Pude observar que el cura se llevaba la mano a los ojos y hacía esfuerzos desesperados para reprimir la risa, lo cual no dejó de sorprenderme porque yo creía haberle dicho la cosa más lógica del mundo.
V
RAMONÍN
He aquí el otoño con su ropaje amarillo y sus nubes de color violeta. Las manzanas encarnadas empiezan a desprenderse de los pomares y caer sobre la yerba, y este suceso tan conforme con las leyes inmutables de la naturaleza en vez de elevar mi espíritu a la consideración de la gravitación universal como en otro tiempo a Newton, atacó directa y perniciosamente a mi estómago. Renuncio a calcular las que comí. La fabricación de la sidra debió de haber sufrido una merma considerable aquel año a causa de esta circunstancia; pero yo he guardado el secreto hasta ahora.
De aquel verano salí convertido no sólo en agricultor inteligente y práctico sino también en diestro cazador.
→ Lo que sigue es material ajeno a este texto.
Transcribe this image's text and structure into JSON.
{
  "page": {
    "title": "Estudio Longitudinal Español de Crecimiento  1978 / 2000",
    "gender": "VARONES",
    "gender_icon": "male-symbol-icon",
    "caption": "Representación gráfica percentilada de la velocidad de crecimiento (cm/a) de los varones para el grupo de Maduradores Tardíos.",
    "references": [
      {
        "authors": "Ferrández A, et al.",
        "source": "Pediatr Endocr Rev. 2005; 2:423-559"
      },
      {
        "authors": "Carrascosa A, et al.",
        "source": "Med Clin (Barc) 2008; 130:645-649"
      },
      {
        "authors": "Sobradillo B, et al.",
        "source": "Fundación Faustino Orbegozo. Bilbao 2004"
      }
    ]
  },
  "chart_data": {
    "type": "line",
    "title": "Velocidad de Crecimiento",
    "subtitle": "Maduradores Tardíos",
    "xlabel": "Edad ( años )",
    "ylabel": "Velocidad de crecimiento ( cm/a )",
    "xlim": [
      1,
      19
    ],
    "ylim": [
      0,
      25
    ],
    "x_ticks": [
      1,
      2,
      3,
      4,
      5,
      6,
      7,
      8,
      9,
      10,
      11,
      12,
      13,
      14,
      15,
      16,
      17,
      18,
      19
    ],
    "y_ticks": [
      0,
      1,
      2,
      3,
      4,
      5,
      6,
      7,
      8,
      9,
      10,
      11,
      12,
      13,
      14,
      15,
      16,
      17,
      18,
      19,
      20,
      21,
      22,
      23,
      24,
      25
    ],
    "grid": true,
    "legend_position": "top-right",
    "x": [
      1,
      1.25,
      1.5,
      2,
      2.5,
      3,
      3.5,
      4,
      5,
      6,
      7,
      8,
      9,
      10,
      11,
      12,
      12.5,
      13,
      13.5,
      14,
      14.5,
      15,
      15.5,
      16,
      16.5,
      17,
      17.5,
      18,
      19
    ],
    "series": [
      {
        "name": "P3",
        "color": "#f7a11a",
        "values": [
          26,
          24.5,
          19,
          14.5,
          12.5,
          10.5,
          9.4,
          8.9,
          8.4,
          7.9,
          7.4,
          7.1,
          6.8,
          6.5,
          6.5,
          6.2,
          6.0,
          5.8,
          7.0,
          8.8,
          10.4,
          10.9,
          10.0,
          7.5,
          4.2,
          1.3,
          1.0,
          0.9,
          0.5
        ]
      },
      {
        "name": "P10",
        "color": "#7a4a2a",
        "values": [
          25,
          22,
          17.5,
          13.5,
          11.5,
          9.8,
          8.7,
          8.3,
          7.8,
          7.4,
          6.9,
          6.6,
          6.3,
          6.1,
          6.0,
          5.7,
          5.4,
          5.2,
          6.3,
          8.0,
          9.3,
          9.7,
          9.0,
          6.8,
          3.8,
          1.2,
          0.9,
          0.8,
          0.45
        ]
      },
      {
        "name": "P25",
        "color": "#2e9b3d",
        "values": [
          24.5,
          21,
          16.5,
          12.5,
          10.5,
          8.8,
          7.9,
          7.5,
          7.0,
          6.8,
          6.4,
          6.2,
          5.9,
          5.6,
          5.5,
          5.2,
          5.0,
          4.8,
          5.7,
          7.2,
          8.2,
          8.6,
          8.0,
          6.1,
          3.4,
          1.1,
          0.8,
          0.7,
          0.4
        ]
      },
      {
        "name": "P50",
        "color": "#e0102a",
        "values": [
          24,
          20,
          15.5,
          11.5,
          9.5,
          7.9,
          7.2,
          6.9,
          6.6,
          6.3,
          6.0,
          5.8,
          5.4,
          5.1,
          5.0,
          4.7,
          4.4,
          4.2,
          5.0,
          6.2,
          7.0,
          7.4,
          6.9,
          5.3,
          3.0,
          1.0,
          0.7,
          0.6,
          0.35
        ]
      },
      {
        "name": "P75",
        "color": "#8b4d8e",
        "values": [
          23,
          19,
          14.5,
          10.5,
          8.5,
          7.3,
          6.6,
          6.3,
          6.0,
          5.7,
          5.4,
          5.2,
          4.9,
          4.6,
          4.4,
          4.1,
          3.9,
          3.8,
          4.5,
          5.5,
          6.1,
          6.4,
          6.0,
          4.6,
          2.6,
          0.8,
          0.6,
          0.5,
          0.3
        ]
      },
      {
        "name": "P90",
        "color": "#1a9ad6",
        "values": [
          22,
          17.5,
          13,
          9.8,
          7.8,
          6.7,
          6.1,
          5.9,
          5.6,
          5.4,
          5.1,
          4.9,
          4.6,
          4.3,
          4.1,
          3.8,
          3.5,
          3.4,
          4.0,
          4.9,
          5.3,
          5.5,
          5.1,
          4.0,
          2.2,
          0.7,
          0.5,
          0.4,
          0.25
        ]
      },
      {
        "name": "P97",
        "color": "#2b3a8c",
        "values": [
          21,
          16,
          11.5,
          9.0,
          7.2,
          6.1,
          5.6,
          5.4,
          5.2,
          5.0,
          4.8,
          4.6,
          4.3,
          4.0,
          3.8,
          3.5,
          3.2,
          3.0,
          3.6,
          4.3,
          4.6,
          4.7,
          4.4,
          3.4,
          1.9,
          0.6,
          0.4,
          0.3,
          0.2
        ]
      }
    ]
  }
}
Supe cómo se armaban trampas para atrapar gorriones esparciendo algunos granos de trigo por el suelo y colocando sobre ellos un cedazo que se mantenía de pie por medio de una larga cuerda: cuando los gorriones venían a comer los granos se soltaba la cuerda y quedaban prisioneros debajo. Supe hacer hoyos en la tierra y poner sobre ellos una pizarra sostenida por un palito, de tal ingenioso modo colocado que cuando el pájaro se posaba allí para comer los granos caía la pizarra sobre él y quedaba preso dentro del hoyo. Este artefacto iba dirigido particularmente contra las codornices. También aprendí a untar con liga las ramitas superiores de los arbustos para que los jilgueros al posarse quedasen allí pegados. No recuerdo haber atrapado pájaro alguno con todos estos delicados artificios; pero eso no importa para que los conociese perfectamente.
Donde mis éxitos se mostraron claros y evidentes fué con los grillos. Conocía cinco o seis maneras sutiles y graciosas de persuadirles a que saliesen de la cueva. Casi ninguno se resistía a mis pérfidas insinuaciones y se apresuraban a salir a respirar el aire fresco y se dejaban atrapar en cuanto ponían el pie fuera de su casa. Pero si alguno se obstinaba en permanecer en sus habitaciones bien porque sospechase de mi buena fe o porque estuviese ocupado en aquel momento, entonces me veía obligado a apelar a un terrible argumento que no describiré por no ofender la susceptibilidad de las damas que lean estas memorias.